Quarto: 18.5 x 14.5 cm. , 226  p. Collation: *-**4, ***2, A-Z4, Aa-Ee4, Ff2
Bound in 17th c. stiff vellum, somewhat soiled. A nice copy of this very rare Continental Puritan imprint. With skillful, discreet paper repairs to outer blank margins of some leaves, no loss to text, some other marks and minor marginal soiling, very small worm trail in blank lower margin of some signatures. Rare. Only 4 copies in North America. ESTC locates only 4 other copies (all in the U.K.).
Provenance: Richard Clifton (1642-1664), son of Zachary Clifton (born 1589), and grandson of Richard Clifton, the author of the present work, with ownership inscriptions to front and rear of the volume. Zachary Clifton returned with his family to England in 1651 during the Commonwealth era, and died in 1671. According to information received from Sue Allan, historian at Scrooby Manor, Richard Clifton's books may have found their way to Warwickshire, and into the ownership of his clergyman brother Zachary Clifton Jr. (born Amsterdam 1633, died Wasperton 1715).

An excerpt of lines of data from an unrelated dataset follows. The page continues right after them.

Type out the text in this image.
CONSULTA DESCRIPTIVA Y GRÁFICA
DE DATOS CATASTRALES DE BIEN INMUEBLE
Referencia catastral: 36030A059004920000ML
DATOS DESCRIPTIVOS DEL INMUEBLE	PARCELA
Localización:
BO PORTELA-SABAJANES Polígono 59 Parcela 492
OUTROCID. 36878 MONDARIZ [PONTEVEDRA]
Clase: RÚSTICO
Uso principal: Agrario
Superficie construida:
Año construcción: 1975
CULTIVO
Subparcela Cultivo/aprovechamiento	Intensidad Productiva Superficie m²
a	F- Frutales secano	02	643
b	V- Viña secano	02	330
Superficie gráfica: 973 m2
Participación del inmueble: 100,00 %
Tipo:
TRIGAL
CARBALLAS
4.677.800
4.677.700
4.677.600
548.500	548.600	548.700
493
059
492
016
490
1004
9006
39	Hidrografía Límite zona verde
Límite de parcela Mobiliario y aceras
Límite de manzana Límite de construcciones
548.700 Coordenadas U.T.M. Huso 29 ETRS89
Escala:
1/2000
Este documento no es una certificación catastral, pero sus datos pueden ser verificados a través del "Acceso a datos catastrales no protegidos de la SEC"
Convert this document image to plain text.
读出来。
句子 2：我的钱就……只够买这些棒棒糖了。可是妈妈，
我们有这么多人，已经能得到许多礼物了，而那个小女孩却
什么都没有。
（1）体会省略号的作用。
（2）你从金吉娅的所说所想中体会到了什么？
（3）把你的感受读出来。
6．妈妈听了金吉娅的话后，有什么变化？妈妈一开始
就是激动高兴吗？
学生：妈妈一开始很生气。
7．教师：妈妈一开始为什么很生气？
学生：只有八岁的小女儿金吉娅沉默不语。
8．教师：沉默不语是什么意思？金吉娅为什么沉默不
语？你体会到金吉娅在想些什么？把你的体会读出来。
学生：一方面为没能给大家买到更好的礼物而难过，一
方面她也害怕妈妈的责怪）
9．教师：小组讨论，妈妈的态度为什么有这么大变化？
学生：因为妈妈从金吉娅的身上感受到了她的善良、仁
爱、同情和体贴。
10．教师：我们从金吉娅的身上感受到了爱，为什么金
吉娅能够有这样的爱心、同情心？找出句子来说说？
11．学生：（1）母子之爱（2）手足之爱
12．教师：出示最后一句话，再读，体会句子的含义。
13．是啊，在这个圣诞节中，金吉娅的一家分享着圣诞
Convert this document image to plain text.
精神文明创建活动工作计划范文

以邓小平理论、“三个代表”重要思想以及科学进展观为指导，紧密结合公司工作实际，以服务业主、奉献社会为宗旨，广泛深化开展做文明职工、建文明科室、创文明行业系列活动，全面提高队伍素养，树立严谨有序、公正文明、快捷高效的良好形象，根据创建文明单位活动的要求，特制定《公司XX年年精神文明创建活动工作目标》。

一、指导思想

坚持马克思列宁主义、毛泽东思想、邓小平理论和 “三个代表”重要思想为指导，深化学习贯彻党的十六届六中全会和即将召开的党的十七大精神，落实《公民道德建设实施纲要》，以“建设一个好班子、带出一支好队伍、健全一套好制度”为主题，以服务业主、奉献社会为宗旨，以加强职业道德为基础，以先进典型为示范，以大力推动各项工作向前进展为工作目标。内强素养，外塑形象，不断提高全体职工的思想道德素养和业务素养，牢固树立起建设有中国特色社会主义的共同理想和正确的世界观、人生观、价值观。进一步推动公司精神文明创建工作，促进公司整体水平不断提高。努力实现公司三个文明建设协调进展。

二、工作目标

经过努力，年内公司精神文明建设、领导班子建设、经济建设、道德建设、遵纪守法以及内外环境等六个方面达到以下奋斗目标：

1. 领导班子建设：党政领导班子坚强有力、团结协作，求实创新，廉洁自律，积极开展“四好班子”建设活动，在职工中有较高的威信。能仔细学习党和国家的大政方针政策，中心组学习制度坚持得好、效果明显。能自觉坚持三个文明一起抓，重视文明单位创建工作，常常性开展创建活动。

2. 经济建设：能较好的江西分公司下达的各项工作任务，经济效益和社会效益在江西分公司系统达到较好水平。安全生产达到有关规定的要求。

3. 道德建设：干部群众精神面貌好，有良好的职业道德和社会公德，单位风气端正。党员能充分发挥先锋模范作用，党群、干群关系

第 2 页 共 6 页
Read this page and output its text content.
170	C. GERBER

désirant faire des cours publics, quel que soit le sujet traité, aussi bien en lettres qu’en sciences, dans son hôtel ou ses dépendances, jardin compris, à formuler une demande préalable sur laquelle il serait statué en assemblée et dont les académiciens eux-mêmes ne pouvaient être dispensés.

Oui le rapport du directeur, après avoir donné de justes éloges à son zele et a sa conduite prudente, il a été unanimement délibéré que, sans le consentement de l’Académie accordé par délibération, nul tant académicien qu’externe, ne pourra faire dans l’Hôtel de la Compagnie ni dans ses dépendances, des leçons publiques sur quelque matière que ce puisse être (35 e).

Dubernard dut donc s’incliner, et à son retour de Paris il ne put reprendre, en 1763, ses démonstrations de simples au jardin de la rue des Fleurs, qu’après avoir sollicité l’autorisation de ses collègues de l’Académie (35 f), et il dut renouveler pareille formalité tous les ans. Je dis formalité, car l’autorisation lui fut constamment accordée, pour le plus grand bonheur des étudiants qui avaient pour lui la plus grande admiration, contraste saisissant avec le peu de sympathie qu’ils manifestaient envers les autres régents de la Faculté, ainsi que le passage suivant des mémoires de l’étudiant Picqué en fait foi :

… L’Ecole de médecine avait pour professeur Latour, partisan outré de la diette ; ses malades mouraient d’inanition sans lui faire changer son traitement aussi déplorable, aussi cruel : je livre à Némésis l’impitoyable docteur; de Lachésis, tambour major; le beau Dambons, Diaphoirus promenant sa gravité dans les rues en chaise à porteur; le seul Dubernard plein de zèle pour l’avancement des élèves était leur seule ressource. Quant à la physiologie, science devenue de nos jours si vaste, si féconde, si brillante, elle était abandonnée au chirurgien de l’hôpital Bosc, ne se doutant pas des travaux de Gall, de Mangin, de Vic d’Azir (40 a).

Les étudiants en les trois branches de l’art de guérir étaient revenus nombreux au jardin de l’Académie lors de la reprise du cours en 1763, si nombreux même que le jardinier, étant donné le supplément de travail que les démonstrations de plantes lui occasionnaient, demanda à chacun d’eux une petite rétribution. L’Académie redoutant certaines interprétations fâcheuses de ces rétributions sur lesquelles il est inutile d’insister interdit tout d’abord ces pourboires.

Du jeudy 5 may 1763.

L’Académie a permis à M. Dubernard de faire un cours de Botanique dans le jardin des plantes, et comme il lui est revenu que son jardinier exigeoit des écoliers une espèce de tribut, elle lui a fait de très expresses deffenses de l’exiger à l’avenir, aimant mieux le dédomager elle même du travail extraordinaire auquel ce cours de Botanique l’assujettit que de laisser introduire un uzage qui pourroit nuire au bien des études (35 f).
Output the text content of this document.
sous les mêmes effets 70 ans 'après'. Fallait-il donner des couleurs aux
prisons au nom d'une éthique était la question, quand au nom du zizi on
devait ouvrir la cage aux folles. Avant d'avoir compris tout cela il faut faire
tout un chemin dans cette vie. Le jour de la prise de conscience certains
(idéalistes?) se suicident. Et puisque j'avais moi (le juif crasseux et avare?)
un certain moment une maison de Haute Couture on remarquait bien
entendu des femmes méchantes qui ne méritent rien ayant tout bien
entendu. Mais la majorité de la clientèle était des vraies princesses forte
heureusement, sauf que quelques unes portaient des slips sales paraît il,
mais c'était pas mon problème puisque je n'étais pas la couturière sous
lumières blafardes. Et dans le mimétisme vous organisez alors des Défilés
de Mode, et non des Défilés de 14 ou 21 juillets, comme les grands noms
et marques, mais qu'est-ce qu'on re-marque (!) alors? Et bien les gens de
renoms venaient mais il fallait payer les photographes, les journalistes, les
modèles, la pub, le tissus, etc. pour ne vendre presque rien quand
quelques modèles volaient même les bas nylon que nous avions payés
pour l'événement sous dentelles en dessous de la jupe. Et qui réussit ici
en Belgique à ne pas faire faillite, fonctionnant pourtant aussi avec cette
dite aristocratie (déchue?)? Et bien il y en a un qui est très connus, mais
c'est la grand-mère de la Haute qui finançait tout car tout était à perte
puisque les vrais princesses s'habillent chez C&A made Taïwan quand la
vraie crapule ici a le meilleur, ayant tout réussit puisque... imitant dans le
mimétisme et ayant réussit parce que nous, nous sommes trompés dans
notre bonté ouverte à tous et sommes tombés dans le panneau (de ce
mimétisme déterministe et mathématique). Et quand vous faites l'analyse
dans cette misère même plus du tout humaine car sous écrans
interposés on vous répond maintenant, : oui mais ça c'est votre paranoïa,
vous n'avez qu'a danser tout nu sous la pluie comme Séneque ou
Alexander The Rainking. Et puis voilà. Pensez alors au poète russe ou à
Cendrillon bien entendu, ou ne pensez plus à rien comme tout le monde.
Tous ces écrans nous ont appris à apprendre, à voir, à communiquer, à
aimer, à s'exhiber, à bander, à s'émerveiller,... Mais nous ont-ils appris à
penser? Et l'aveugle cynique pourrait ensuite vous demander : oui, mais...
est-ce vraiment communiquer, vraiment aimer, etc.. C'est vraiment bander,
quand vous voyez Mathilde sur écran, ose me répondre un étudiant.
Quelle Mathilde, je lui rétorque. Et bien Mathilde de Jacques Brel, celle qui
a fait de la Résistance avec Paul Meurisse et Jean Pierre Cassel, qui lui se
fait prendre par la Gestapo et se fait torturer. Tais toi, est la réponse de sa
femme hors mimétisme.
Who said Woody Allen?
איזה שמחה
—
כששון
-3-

The Puritan radical Richard Clifton (ca. 1553-1616) was the guiding light of the separatist church established at Scrooby Manor House in Nottinghamshire, now recognized as the congregation from which emerged the first Pilgrim Fathers. In 1586, Clifton became rector of All Saints Church, Badsworth, and continued in this role until 1605, during which time he provided spiritual guidance to William Brewster and William Bradford, both passengers on board The Mayflower in 1620, as well as John Robinson. Following an edict by King James I, in 1605, Clifton was declared non-conformist and expelled from the parsonage at Badsworth, and given refuge at William Brewster's home, the Manor House at Scrooby in Yorkshire. When the Authorities caught up with him, Clifton was ex-communicated, and he escaped persecution by emigrating, along with many of his followers, to Amsterdam in August 1608.
The “Plea for Infants”
In 1609, the Puritan John Smyth had become convinced of the error of infant baptism. Clifton was approached by two members of Smyth’s congregation and tried to get him to adopt the same views. Clifton refused but agreed to hear Smyth’s arguments. Smyth wrote to Clifton personally and made two propositions: 1. that infants are not to be baptized, and 2. that non-Christian converts are to be baptized into the Church. In Aril 1609 Clifton responded in a letter to Smyth arguing against those views. In turn, Smyth wrote responses to Clifton’s stated views and published them as “The Character of the Beast”.
Clifton was unhappy that Smith had published their private correspondence and resolved to respond in print. As he writes in the preface to the “Plea for Infants”, seeing that Smyth’s book is “spread abroad in the hands of many, I have thought good also to give warning to all that love the Lord Jesus and are careful of their own salvation, to take heed thereof.” Clifton says that Smyth began to stray when he sought to remove the translated Scripture from worship. Smyth’s error has now become more severe since he now sought to “destroy the covenant of Grace.” Clifton’s book marked the end of their debate.
Giles Thorp, Puritan Printer
When the Separatists first arrived at Amsterdam, they entrusted the printing of their works to Dutch presses. But around 1604, they established their own press, headed by Giles Thorp, a dedicated Puritan and a “worthy governor” of the Separatist congregation. While Thorp printed a considerable number of works before his death in 1622 or 1623, the “Plea for Infants” was one of only ten books to appear under his name. For more, see Sprunger, “Giles Thorp: English Separatist Printer” in “Trumpets from the Tower: English Puritan Printing in the Netherlands, 1600-1640” p. 84-89).
STC 5450; ESTC online (British Library, Cambridge University Trinity College, Lambeth Palace, Bodleian; Yale, Harvard, Union Theological Seminary New York, American Baptist Samuel Colgate Historical Library New York).